Wanda’s left standing in the foundations of the home she and Vision were going to build; the very same place she first cast the Hex. She walks to the town square, doing her best to avoid the enraged glares of the townspeople, but she finds a friendly face in Monica, who listens as she expresses regret for the pain she caused Westview.

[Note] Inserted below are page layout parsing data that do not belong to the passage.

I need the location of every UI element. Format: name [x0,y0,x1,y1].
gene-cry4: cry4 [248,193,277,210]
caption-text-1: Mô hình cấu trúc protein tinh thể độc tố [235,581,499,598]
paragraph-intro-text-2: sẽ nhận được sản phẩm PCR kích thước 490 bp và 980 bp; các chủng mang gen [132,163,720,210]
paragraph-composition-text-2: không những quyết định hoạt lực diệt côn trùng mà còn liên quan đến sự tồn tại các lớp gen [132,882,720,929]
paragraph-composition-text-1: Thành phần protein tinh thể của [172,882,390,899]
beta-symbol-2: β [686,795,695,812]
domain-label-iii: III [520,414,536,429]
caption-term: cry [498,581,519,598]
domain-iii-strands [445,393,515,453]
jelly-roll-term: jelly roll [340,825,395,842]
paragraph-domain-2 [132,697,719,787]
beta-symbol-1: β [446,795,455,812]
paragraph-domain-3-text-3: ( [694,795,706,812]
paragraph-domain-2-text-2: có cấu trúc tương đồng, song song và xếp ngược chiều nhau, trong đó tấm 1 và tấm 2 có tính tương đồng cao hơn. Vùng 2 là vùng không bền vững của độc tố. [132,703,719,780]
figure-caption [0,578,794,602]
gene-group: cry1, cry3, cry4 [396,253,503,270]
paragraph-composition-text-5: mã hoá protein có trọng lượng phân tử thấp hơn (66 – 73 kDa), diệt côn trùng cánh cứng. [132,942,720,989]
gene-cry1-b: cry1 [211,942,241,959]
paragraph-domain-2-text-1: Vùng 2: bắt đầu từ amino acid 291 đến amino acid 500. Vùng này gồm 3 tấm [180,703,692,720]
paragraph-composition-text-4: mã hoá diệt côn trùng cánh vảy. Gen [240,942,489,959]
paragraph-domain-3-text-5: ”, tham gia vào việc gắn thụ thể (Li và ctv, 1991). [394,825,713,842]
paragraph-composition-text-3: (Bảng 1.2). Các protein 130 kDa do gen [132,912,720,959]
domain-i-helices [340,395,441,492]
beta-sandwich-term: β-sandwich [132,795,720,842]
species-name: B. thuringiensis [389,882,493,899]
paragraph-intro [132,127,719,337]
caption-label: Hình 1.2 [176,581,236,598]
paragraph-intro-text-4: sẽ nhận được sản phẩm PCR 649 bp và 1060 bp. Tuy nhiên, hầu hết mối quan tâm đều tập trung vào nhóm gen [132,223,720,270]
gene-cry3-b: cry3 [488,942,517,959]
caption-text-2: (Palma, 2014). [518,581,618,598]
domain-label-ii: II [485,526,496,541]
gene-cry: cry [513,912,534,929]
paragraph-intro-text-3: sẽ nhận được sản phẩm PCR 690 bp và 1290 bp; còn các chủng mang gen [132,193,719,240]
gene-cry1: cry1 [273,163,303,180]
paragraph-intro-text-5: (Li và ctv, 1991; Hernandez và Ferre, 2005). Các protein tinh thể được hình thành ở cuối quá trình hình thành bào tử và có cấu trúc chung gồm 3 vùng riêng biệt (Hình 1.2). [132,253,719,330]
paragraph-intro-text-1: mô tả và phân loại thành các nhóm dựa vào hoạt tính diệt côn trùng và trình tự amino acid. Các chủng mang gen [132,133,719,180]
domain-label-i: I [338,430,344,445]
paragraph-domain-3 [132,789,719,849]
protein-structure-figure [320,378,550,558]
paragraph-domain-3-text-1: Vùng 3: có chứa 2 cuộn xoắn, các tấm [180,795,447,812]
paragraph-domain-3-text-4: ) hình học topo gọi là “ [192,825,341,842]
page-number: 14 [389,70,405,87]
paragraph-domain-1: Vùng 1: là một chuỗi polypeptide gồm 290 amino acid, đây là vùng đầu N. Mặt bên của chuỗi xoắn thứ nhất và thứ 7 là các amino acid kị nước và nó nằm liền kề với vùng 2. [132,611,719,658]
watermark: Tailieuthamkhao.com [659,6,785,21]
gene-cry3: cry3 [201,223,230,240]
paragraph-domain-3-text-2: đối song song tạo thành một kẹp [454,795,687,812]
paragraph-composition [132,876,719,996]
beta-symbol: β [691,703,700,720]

“Given the chance, and your power,” Monica tells her, “I would bring my mom back. I know I would.” Wanda says she doesn’t understand her powers yet, but she will. And, clad in her super-cool new superhero outfit, she flies away from Westview and toward a better understanding of who she really is.

Disney+ / Marvel

After the Credits…

But wait, there’s more! In the first post-credits scene, Monica chats with Jimmy (Randall Park) and receives an invitation to space, to meet with an “old friend of her mother’s.”

In the second post-credits scene, Wanda appears to be living a peaceful life off the grid, in a little log cabin by the lake. But is she, really? Inside the house, the Scarlet Witch — yeah, there are two Wandas here — reads the Darkhold, while hearing her children cry for her help. And just like that, the stage for Doctor Strange in the Multiverse of Madness, the next Marvel installment in which Wanda is scheduled to appear, is set!